Auf Grund der klaren Wortlautgrenze ist es auch unerheblich, dass die Beteiligung an der "T-Corporation" ursprünglich von der "W-Corporation" auf die Klägerin übertragen werden sollte. Denn für die Übertragung auf die "Ti-Corporation" als Zwischengesellschaft bestanden infolge der damit verbundenen steuerlichen Vergünstigungen in den Vereinigten Staaten von Amerika steuerlich beachtliche Gründe (vgl. dazu BFH vom 07. September 2005, I R 118/04, Sammlung von Entscheidungen des BFH 2006, 152), weshalb auch keine missbräuchliche Gestaltung im Sinne des § 42 Abgabenordnung vorlag. Dies gilt selbst unter der Voraussetzung, dass die spätere Übertragung der Beteiligung an der "T-Corporation" auf die Klägerin weiterhin beabsichtigt war.

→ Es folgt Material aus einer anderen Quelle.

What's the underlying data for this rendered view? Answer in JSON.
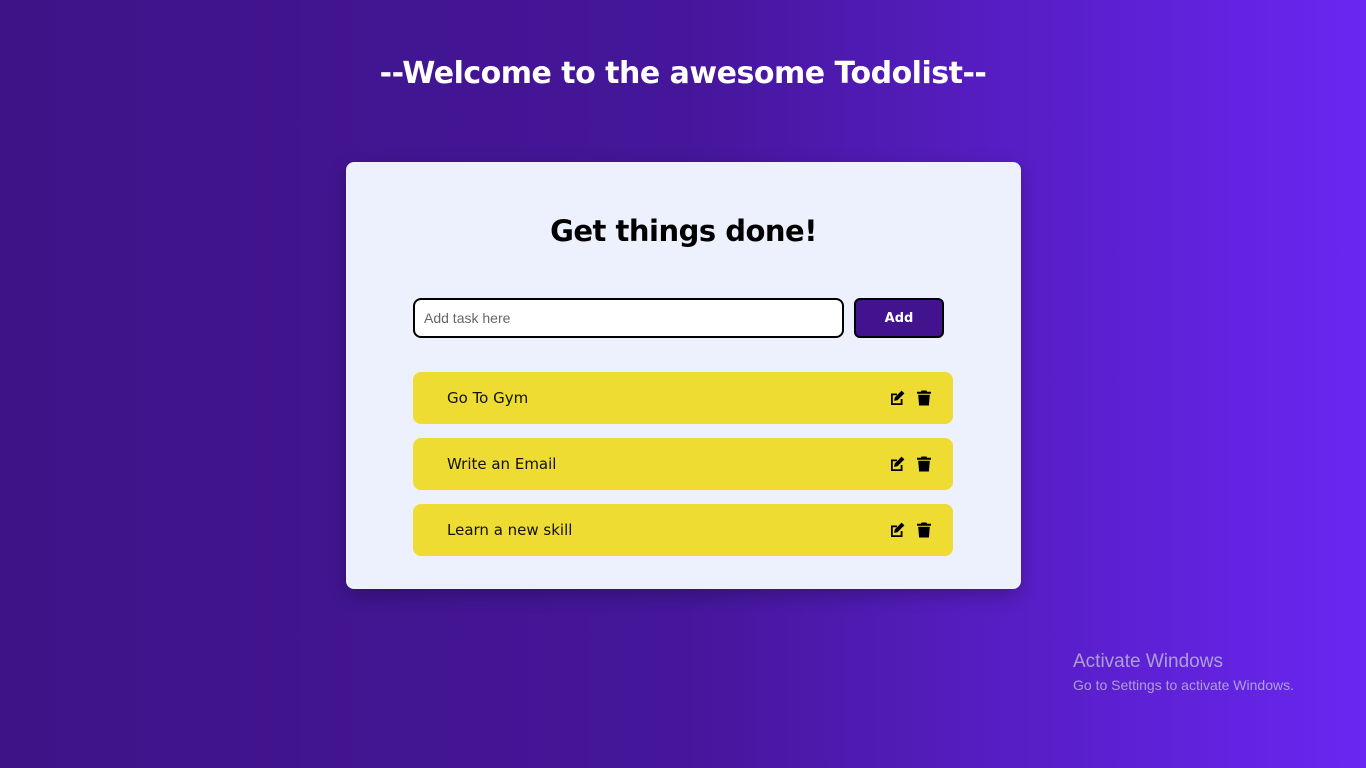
{
  "header": {
    "title": "--Welcome to the awesome Todolist--"
  },
  "card": {
    "title": "Get things done!",
    "input": {
      "value": "",
      "placeholder": "Add task here"
    },
    "add_label": "Add"
  },
  "tasks": [
    {
      "label": "Go To Gym",
      "actions": [
        "edit-icon",
        "trash-icon"
      ]
    },
    {
      "label": "Write an Email",
      "actions": [
        "edit-icon",
        "trash-icon"
      ]
    },
    {
      "label": "Learn a new skill",
      "actions": [
        "edit-icon",
        "trash-icon"
      ]
    }
  ],
  "watermark": {
    "title": "Activate Windows",
    "subtitle": "Go to Settings to activate Windows."
  },
  "colors": {
    "background_start": "#3e1387",
    "background_end": "#6a26f2",
    "card": "#edf1fd",
    "task": "#efdc32",
    "add_button": "#42138e"
  }
}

Es kann damit im Streitfall dahinstehen, ob die Klägerin im Streitfall zu Recht die Grundsätze des Tauschgutachtens, insbesondere bei dem Tausch der 100 %-igen Beteiligung an der "T-Corporation" gegen die 10,4 %-ige Minderheitsbeteiligung an der "W-Corporation" (für den Bereich des Privatvermögens verneinend: BFH vom 28. März 1979 I R 194/78, BStBl II 1979, 774) angewendet hat. Gleiches gilt hinsichtlich der Frage, ob § 6 Abs. 1 Nr. 1 Satz 4 EStG den verfassungsrechtlichen Vorgaben genügt (vgl. dazu Finanzgericht Rheinland-Pfalz vom 20. August 2003, 3 K 2970/00; Entscheidungen der Finanzgerichte 2003, 1681).

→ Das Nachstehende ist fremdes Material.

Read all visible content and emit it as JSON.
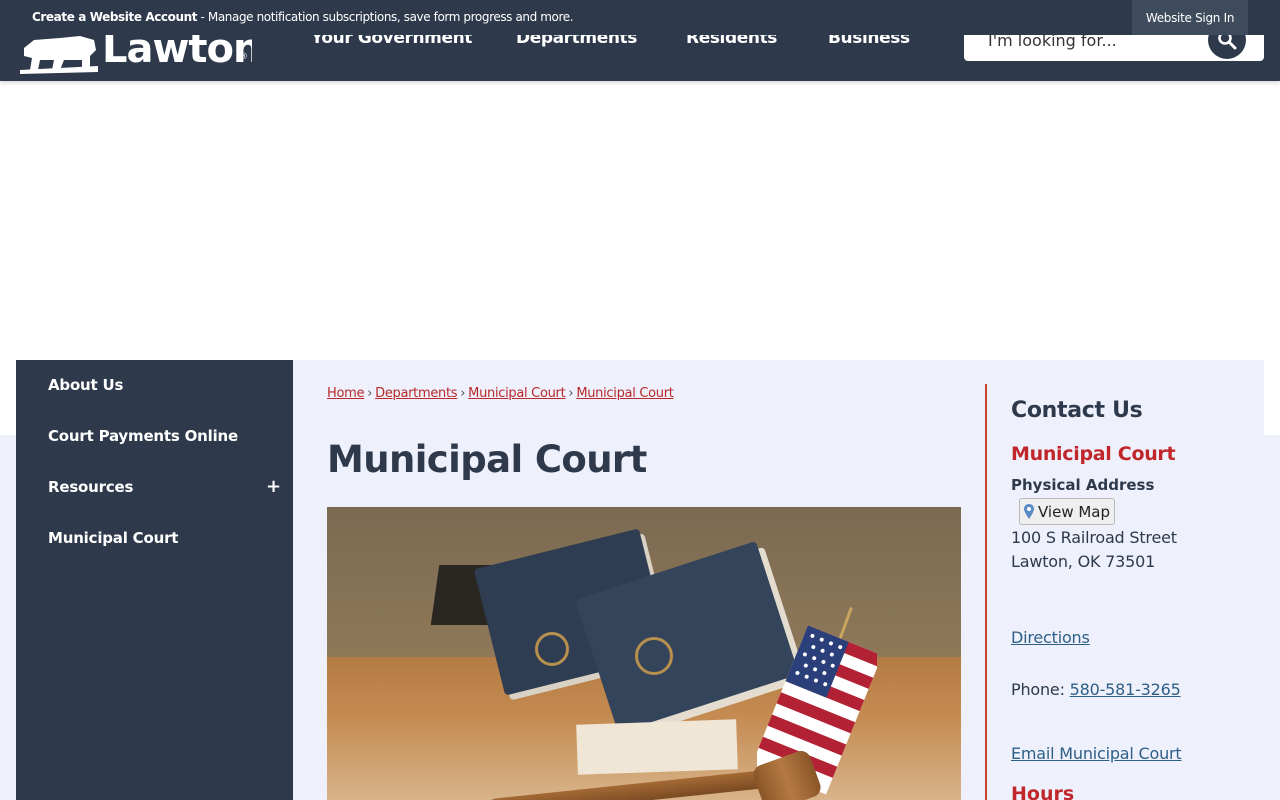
{
  "topbar": {
    "promo_bold": "Create a Website Account",
    "promo_text": " - Manage notification subscriptions, save form progress and more.",
    "signin_label": "Website Sign In"
  },
  "header": {
    "logo_text": "Lawton",
    "logo_mark": "®",
    "nav": [
      "Your Government",
      "Departments",
      "Residents",
      "Business"
    ],
    "search_placeholder": "I'm looking for...",
    "colors": {
      "header_bg": "#2e3a4b",
      "accent_red": "#c0262a"
    }
  },
  "sidebar": {
    "items": [
      {
        "label": "About Us"
      },
      {
        "label": "Court Payments Online"
      },
      {
        "label": "Resources",
        "expand_icon": "+"
      },
      {
        "label": "Municipal Court"
      }
    ]
  },
  "main": {
    "breadcrumb": [
      "Home",
      "Departments",
      "Municipal Court",
      "Municipal Court"
    ],
    "breadcrumb_separator": "›",
    "title": "Municipal Court",
    "photo_alt": "courtroom-gavel-flag-books"
  },
  "contact": {
    "heading": "Contact Us",
    "org": "Municipal Court",
    "address_label": "Physical Address",
    "map_button": "View Map",
    "street": "100 S Railroad Street",
    "city": "Lawton, OK 73501",
    "directions": "Directions",
    "phone_label": "Phone: ",
    "phone": "580-581-3265",
    "email": "Email Municipal Court",
    "hours_label": "Hours"
  }
}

Die Übertragung der Berechnung des Steuerbetrages und des Einkommens nach § 47 Abs. 2 Nr. 3 KStG beruht auf § 100 Abs. 2 Satz 2 Finanzgerichtsordnung - FGO -.

Die Kostenentscheidung folgt aus § 135 Abs. 1 FGO.

Die Revision wird gem. § 115 Abs. 2 Nr. 1 FGO wegen grundsätzlicher Bedeutung der Rechtssache zugelassen.